As a non-profit organisation, set up to raise the standard of secure software engineering, the best possible outcome would be that we would become obsolete. While we have traveled a long road in the last ten years, our mission has, sadly, not lost any relevance; while security awareness has certainly increased, we are not in a good place. Our society has come to depend on vulnerable IT systems for most of its critical infrastructure. This may well lead to increasingly spectacular failures.

But there is something else even more insidious. In essence, security is about how well you can control your own destiny. This ability to give direction and purpose to life increased significantly in the decades since WWII. But it looks like this trend is being reversed with IT systems that are being compromised to steal from us, invade our privacy or just randomly fail.

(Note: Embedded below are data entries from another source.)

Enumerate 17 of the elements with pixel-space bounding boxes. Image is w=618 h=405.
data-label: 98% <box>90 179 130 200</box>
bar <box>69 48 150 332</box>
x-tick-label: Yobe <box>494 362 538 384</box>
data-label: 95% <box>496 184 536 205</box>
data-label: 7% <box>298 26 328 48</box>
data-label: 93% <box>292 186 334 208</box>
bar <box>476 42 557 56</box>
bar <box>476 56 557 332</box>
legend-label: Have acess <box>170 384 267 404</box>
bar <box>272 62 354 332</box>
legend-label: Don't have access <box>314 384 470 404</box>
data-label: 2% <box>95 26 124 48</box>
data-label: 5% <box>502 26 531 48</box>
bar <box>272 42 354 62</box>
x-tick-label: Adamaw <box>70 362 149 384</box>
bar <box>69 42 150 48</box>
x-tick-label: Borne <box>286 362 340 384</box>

I believe that we can do better than this and that history will judge our generation on how well we rise to this challenge.

Every year I take heart from this course, because it is always an inspiration to spend a week with people who are passionate about this historic challenge. This community has come to mean a lot to me and I want to thank all of you for your dedication. Thank you Frank, Bart and Ken for your great contributions as teachers, and also as members of the non-profit board. Thank you, Lieven Desmet for joining the board, curating the course for the last couple of years and being a great organiser. Thank you, Jim Manico. You are a great teacher and lend us very vocal support, both on our board and in the wider community. Thanks to Gary McGraw for your contributions as a teacher and serving on our program committee. Thank you to all the other great teachers that have taught on this course in the past 10 years. And thank you to all participants over those 10 years. Your passion and enthusiasm inspired us to continue this activity. Last but not least, I want to thank my wife, Caroline Greenman, for all her support. Not only has she put up with me investing way more than a reasonable amount of time into this hobby, she actively helps to host the event.

Thank you all for the past 10 years. I thoroughly enjoyed it. I am looking forward to the next 10.